- Of all Australian inflation forecasters, few have had a track record as good as Westpac Bank when it comes to correctly predicting inflation trends.
- Bill Evans, Chief Economist at Westpac, has warned that risks for the RBA’s optimistic forecasts for inflation and GDP growth are mounting.
- Unlike 2016 when a property price and residential construction boom helped to lift core inflation from record lows, Evans says “there will be no such recovery in 2018 or 2019”.
Of all the Australian inflation forecasters we follow here at Business Insider, few have had a track record as good as Westpac Bank when it comes to correctly predicting inflation trends.
Given its recent form, including for the latest Q3 consumer price inflation (CPI) report, we tend to pay close attention as to what its economics team has to say.
Ahead of the Reserve Bank of Australia’s (RBA) quarterly statement on monetary policy (SoMP), including updated forecasts on GDP growth, unemployment and inflation, Bill Evans, Chief Economist at Westpac, has released a preview note on what to expect.
Not much, is the short answer — but with an important caveat, which we’ll get to momentarily.
“The statement’s themes will be the same,” he says.
“Continuing global expansion, China slowing a little, international trade uncertainty, Australian growth to average a bit above 3% in 2018 and 2019, positive business conditions, household consumption a source of uncertainty, labour market outlook positive, wages growth low, but a gradual lift in wages growth expected, further gradual decline in the unemployment rate expected, inflation higher in 2019 and 2020, housing conditions in Sydney and Melbourne continue to ease [and] progress toward full employment and target inflation will be gradual.”
As anyone who has been following the RBA’s commentary knows, that’s all been heard before.

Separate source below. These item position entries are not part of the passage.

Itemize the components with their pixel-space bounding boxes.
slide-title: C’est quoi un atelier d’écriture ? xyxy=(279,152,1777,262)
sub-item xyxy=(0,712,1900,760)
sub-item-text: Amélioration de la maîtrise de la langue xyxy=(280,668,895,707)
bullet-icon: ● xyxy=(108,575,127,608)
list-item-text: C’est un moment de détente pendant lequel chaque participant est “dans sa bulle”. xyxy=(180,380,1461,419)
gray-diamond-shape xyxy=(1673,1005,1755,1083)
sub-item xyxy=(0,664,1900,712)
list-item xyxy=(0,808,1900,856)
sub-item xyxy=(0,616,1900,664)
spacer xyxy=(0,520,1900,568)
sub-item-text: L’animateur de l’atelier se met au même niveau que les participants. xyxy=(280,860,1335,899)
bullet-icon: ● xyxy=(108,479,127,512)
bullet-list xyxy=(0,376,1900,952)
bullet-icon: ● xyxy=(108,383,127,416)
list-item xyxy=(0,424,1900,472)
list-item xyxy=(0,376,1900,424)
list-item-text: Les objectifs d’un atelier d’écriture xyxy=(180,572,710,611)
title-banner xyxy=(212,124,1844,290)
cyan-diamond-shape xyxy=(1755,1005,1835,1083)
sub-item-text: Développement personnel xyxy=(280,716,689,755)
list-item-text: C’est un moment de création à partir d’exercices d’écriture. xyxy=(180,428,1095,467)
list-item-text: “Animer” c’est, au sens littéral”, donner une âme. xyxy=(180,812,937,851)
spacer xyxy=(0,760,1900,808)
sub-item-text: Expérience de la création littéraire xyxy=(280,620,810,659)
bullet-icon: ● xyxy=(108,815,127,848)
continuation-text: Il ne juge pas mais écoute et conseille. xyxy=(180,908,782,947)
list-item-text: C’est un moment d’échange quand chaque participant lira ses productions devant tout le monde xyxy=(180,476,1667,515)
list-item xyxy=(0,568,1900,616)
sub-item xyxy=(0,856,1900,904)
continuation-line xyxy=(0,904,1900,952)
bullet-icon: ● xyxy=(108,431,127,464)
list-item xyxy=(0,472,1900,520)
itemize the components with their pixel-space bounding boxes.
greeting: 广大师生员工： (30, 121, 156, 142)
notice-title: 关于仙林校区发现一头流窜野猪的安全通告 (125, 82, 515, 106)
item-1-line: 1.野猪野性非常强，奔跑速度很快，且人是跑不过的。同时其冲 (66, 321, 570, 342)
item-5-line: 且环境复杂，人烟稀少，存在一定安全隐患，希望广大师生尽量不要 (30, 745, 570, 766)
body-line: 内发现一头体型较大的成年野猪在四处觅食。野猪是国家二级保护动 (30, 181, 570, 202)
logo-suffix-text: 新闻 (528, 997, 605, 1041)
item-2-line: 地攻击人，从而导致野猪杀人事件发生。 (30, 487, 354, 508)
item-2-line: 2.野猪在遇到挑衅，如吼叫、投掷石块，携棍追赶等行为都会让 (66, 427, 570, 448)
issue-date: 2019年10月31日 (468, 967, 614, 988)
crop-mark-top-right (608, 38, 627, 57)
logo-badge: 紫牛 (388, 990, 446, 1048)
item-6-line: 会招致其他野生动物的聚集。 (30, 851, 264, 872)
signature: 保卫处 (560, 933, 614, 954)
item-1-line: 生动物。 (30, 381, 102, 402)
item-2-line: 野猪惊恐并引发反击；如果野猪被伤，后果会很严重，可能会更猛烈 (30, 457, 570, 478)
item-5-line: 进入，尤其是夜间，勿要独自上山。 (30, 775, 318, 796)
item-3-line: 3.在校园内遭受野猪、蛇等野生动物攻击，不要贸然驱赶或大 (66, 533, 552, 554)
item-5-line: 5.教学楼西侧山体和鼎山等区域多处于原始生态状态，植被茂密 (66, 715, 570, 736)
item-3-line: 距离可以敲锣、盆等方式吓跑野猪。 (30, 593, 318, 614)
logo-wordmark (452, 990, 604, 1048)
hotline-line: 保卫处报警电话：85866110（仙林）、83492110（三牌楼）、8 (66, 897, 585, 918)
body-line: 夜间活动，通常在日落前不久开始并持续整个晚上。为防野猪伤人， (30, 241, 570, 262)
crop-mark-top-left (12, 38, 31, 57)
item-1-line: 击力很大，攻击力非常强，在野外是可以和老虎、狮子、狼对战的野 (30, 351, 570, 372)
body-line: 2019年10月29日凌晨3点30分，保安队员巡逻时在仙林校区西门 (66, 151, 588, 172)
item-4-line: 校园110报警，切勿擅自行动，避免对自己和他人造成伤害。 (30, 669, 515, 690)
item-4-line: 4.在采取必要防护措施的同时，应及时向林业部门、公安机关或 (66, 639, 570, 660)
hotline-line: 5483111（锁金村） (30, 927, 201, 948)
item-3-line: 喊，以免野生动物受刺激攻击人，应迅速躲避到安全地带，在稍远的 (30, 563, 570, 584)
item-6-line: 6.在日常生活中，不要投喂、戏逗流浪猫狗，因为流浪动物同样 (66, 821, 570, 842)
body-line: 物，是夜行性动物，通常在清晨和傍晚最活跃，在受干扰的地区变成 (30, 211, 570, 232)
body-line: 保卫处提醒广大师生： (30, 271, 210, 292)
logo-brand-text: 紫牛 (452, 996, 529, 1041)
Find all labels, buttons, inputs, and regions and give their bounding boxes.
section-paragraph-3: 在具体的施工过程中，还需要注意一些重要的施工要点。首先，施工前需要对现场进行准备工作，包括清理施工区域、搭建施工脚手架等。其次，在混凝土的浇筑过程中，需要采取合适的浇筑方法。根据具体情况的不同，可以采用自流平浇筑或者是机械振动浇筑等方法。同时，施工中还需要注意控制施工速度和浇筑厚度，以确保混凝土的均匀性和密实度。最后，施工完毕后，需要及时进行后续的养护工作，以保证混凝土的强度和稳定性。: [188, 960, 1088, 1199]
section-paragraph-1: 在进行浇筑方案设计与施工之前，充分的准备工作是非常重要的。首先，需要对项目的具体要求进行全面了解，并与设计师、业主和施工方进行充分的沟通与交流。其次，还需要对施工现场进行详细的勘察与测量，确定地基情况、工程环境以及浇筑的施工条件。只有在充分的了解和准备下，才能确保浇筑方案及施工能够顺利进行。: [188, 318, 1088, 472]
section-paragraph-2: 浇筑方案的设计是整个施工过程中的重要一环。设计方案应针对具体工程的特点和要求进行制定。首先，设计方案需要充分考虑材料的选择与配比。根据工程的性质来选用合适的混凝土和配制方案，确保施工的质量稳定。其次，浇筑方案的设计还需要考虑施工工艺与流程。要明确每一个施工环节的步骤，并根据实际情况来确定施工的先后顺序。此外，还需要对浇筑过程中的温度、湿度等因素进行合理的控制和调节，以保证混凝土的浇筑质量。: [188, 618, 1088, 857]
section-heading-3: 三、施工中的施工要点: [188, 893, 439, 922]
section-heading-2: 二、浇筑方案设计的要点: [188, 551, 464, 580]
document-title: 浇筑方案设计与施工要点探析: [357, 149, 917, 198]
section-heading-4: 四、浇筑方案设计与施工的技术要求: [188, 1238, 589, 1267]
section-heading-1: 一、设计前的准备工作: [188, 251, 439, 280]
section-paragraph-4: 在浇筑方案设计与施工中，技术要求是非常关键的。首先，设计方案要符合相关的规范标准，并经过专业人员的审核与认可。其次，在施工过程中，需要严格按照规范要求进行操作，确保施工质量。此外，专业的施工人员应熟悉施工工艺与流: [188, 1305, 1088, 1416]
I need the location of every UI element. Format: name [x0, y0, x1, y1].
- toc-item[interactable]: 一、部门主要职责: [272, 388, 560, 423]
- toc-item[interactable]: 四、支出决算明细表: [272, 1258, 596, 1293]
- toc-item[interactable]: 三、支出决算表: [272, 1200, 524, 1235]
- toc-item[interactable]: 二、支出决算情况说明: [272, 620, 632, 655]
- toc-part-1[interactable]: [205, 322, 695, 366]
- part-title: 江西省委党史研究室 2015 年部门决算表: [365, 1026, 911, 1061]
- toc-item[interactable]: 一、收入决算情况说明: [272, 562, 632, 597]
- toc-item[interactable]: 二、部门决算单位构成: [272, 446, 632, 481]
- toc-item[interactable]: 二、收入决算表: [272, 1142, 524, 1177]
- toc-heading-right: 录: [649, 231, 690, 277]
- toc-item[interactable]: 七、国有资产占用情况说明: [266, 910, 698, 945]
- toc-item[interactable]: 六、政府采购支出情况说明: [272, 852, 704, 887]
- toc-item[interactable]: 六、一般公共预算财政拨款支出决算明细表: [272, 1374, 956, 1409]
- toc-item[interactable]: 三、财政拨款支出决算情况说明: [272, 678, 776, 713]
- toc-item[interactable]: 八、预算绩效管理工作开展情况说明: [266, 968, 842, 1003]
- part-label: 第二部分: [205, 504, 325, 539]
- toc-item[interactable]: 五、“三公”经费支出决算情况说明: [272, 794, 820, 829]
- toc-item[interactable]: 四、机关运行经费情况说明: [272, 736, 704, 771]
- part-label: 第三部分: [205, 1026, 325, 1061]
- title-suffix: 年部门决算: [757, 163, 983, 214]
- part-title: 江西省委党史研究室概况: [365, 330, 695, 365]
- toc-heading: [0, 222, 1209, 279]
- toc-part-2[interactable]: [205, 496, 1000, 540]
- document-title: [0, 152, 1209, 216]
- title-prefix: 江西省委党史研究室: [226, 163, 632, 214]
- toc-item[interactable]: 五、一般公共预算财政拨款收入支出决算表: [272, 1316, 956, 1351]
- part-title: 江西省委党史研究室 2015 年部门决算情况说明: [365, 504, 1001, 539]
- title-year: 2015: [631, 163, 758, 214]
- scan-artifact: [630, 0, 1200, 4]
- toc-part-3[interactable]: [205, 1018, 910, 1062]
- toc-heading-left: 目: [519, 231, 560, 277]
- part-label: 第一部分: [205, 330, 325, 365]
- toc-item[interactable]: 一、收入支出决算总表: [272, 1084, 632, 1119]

So where is this going, we hear you say?
Well, although Evans says the SoMP will likely be a rehash of prior glass-half-full commentary, he thinks that behind the RBA’s optimistic facade, the downside risks for inflation are growing.
Indeed, following the release of the Q3 CPI report this week, he says the trends in core inflation aren’t all that dissimilar to what was seen in 2016, a period that actually saw the RBA act on weak inflation by cutting the cash rate twice.
“In May 2016, the then Governor Stevens was expecting 2.5% for core inflation through 2016 but revised that down to 1.5% following the release of the March quarter CPI,” he says.
“At that time, the six-month annualised pace of core inflation registered 1.4% through the March quarter and 1.2% through the June quarter.”
In the latest CPI report, the six-month annualised pace of core inflation fell to 1.5% , the weakest pace since September 2016.
“Momentum in inflation was indeed lower than current momentum but not by a significant margin,” Evans says.
“The longer the subdued 1.5% momentum continues, the harder it will be [for the RBA to] justify it core inflation forecasts of 2% in 2019 and 2.25% in 2020.”
Ominously, particularly given Westpac’s recent form, he say that one major factor that helped to boost core inflation back in 2016 will not be repeated again: a residential building and property price boom.
“One aspect of the detail within the September quarter 2018 CPI result that stood out was the sharp fall in the price pressures associated with house building,” he says.
“This component, which has the biggest weight in the CPI and consistently appears in the core measures, slowed from 0.8% in the June quarter to 0.1% in the September quarter.
“We had a similar result for the March quarter in 2016 (0.2%) but the measure bounced back 0.9% in the June quarter as the housing market recovered through 2016 in response to the May and August rate cuts.
“There will be no such recovery in 2018 or 2019.”
As those who have been following closely already know, the RBA believes, at least from public comments, that the next move in its cash rate is likely to be up, albeit not in the near-term.
Despite continued undershoots on core inflation, the RBA is clearly reluctant to cut the cash rate to help lift inflationary pressures, seemingly concerned that a further decline in interest rates would simply encourage more borrowed money to be tipped into the housing market, potentially leading to higher household leverage and, down the line, greater risks of financial instability.
Not everyone agrees that keeping the cash rate steady to prevent a repeat of what happened in 2016 is the right course of action at present, particularly at a time when macroprudential restrictions introduced by APRA have successfully cooled the housing market without the need to lift official borrowing costs.
No matter your opinion, the RBA simply doesn’t want cut rates further.
The stalemate between inflation and housing considerations at the RBA Board table is unlikely to be broken anytime soon. Given that, Evans says economic growth will slow next year to 2.75%, now regarded as Australia’s trend growth rate, keeping inflationary pressures sluggish and the cash rate unchanged until 2021 at the earliest.